A welcome start was the endorsement and grounding of the Rotterdam PCOS diagnostic criteria for adults including a recommendation that, if both oligo-anovulation and hyperandrogenism were present, then an ultrasound examination was not needed. If an ultrasound is necessary, then 20 small follicles in one ovary are now required for a diagnosis. In adolescents, ultrasound is not recommended for diagnostic purposes, AMH concentrations are thought to be not yet adequate as a diagnostic criterion, and the measurement of insulin resistance is not recommended.

Once diagnosed, management is recommended according to the presenting symptoms, whether reproductive, metabolic or psychological, and is dealt with in an equally impressive and incisive manner. Particular emphasis is placed on counteracting excess weight, which is responsible for exaggerating the symptoms of this very prevalent syndrome. Combined low-dose oral contraceptives are recommended treatment for menstrual irregularity, metformin for management of metabolic features and letrozole has won the battle for the first-line treatment of PCOS-associated infertility.
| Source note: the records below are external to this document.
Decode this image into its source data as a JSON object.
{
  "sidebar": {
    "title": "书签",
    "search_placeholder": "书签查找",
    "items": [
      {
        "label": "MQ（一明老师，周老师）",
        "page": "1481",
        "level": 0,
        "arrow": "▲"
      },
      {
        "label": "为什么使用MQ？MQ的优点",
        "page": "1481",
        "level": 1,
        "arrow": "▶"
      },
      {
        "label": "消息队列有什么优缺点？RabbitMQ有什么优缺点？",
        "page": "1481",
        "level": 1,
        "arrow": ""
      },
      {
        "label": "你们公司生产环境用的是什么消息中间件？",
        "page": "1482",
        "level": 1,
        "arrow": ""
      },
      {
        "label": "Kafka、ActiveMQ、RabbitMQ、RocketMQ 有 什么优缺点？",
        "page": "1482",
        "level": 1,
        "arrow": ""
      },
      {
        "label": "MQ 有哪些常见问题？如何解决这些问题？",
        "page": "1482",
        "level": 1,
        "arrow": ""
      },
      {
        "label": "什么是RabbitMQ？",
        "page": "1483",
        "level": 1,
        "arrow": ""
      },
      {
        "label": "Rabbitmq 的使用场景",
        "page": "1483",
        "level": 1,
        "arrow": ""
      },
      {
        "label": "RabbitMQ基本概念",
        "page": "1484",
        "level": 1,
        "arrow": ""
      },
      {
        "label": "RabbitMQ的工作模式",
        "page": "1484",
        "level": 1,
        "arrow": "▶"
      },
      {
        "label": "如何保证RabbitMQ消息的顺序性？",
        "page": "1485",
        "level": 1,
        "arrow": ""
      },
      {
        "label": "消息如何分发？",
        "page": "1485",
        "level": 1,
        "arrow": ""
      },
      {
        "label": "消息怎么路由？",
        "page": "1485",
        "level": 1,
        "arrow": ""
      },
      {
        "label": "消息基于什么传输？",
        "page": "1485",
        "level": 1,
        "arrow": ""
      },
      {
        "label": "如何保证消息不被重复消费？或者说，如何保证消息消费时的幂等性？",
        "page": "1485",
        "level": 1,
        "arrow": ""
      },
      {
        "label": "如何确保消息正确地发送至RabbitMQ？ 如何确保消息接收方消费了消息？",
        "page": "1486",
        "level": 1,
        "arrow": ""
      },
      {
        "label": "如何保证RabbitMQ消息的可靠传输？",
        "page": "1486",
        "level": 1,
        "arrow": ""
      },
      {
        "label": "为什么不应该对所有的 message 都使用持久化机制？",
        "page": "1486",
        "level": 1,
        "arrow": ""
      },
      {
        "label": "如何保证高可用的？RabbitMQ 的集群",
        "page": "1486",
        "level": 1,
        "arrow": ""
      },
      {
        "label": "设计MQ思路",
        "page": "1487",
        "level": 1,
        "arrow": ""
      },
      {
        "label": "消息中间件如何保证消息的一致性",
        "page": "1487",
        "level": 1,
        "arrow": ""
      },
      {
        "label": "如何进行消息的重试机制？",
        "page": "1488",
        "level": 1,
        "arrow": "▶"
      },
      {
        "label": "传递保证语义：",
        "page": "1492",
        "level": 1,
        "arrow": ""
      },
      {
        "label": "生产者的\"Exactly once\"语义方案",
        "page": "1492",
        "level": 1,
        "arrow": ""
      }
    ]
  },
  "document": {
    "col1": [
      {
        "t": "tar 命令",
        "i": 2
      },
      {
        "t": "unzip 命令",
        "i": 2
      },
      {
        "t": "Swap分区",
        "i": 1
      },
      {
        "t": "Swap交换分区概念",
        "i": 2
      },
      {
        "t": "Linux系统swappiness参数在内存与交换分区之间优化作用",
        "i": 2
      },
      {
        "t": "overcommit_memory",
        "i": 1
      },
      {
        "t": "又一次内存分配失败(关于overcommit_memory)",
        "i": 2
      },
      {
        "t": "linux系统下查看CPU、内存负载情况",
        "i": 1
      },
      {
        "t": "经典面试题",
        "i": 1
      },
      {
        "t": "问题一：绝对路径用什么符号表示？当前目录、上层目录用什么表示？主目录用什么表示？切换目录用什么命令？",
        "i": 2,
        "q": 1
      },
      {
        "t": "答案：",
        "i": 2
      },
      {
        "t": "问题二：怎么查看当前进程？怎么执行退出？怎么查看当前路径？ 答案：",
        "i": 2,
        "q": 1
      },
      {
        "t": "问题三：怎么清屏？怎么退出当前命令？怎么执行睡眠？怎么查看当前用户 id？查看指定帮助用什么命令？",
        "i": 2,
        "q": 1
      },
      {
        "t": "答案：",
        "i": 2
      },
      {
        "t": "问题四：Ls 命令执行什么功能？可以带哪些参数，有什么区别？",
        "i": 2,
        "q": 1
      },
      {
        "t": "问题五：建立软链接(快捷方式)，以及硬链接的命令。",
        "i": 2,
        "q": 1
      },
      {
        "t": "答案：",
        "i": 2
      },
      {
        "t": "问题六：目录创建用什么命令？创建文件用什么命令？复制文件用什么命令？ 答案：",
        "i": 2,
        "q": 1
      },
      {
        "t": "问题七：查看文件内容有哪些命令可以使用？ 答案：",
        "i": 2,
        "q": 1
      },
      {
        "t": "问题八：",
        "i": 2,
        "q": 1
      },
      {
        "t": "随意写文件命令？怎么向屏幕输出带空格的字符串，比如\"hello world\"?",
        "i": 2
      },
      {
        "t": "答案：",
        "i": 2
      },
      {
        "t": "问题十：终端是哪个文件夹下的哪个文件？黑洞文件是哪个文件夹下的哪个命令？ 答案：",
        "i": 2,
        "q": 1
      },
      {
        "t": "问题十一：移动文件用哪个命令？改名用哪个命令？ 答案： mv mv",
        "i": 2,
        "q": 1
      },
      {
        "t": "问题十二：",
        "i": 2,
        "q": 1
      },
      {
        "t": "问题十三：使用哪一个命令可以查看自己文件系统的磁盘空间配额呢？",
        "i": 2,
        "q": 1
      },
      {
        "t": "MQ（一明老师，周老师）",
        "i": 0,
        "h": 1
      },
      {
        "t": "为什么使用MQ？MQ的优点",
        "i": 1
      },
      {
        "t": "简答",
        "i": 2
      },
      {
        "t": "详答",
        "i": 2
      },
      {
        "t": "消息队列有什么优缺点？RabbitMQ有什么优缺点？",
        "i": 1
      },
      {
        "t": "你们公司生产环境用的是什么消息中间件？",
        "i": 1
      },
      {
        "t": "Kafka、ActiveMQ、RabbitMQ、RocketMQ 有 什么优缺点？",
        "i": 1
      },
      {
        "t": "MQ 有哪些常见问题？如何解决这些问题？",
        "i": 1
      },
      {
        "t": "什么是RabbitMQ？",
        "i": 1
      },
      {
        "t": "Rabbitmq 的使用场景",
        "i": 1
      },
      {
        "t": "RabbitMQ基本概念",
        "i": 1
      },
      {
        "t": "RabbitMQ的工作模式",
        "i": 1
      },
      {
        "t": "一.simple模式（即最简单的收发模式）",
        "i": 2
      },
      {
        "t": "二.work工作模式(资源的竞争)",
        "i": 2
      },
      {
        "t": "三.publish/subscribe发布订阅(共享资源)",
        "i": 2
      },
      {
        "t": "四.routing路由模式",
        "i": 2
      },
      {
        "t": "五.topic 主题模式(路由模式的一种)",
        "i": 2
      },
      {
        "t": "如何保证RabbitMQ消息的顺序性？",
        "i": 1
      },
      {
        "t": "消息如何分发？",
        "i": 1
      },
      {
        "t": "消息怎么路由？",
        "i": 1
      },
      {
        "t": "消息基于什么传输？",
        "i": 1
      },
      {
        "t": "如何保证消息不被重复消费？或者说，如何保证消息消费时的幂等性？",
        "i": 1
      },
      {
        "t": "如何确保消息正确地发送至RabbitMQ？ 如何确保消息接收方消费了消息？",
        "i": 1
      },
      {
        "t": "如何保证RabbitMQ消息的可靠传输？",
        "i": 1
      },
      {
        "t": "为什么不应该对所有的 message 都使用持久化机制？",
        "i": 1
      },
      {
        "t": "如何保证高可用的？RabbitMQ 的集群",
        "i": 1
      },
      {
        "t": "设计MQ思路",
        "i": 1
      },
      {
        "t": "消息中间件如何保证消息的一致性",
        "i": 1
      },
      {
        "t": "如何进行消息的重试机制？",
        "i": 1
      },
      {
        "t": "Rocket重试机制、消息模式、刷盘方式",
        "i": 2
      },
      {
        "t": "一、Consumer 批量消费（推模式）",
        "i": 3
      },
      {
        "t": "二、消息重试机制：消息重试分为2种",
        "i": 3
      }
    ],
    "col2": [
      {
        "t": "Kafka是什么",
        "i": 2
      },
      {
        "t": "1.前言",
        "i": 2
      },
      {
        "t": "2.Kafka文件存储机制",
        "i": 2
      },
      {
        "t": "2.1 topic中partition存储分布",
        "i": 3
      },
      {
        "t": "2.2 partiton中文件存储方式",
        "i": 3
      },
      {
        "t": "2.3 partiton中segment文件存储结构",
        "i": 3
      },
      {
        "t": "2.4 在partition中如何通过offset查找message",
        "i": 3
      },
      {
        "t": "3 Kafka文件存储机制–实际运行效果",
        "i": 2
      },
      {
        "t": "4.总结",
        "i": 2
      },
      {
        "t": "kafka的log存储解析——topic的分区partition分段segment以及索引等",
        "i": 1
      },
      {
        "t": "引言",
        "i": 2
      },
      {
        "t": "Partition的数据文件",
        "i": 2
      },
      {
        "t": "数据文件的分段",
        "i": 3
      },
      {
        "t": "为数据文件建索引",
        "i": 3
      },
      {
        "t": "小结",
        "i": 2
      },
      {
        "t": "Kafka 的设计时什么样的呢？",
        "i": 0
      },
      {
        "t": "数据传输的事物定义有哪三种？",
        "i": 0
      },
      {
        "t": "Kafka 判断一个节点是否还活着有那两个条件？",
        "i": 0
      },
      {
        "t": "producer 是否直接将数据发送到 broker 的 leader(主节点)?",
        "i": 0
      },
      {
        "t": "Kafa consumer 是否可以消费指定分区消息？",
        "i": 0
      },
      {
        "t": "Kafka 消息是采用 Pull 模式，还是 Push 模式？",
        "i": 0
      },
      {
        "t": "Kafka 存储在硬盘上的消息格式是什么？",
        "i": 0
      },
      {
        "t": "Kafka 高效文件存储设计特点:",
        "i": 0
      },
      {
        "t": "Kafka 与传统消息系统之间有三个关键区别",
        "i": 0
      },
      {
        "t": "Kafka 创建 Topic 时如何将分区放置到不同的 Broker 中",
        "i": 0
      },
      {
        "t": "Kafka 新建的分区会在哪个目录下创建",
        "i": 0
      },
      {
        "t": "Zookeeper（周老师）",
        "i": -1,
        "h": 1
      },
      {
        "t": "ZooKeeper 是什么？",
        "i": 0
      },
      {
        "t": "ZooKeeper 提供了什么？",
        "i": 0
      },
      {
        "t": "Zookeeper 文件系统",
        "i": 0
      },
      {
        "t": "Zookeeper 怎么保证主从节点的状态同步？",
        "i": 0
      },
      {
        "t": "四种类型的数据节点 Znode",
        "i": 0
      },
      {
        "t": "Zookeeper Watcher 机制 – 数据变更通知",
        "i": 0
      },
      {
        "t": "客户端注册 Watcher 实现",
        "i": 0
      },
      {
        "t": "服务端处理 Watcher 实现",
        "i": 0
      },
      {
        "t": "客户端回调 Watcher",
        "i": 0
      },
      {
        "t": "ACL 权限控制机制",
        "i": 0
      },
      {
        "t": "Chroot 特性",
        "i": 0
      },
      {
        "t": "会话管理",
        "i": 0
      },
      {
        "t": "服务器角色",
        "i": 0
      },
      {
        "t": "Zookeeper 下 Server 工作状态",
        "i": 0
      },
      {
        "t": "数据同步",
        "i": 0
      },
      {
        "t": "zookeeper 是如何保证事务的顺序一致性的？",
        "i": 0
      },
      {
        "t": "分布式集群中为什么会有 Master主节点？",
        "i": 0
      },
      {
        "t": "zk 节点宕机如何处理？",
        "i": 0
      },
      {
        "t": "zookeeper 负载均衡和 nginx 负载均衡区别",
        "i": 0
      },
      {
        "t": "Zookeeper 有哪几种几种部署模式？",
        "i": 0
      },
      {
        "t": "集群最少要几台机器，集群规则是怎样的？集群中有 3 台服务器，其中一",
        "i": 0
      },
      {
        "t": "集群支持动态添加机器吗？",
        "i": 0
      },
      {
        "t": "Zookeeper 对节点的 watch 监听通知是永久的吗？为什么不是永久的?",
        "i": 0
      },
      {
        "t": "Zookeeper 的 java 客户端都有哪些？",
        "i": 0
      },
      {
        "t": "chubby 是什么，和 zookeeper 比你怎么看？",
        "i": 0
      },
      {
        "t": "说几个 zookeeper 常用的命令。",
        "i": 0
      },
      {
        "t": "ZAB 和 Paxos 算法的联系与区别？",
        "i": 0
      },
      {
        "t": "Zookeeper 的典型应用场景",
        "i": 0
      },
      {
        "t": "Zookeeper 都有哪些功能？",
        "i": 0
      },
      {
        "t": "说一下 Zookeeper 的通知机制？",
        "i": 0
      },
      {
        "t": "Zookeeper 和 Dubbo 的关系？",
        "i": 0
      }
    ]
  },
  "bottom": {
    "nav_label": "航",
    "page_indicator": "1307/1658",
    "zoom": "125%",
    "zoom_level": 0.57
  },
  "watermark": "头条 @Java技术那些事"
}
Ever since the first real description of PCOS by Stein and Leventhal in 1935, this syndrome has been a source of intense investigation and debate. This international evidence-based guideline brings it all together in a manner which will be greatly appreciated by clinicians and researchers alike and will undoubtedly be widely quoted and serve as a solid foundation for further progress in the management of this fascinating, very prevalent syndrome. All credit is due to Helen Teede and her co-workers for putting evidence-based order in place for PCOS.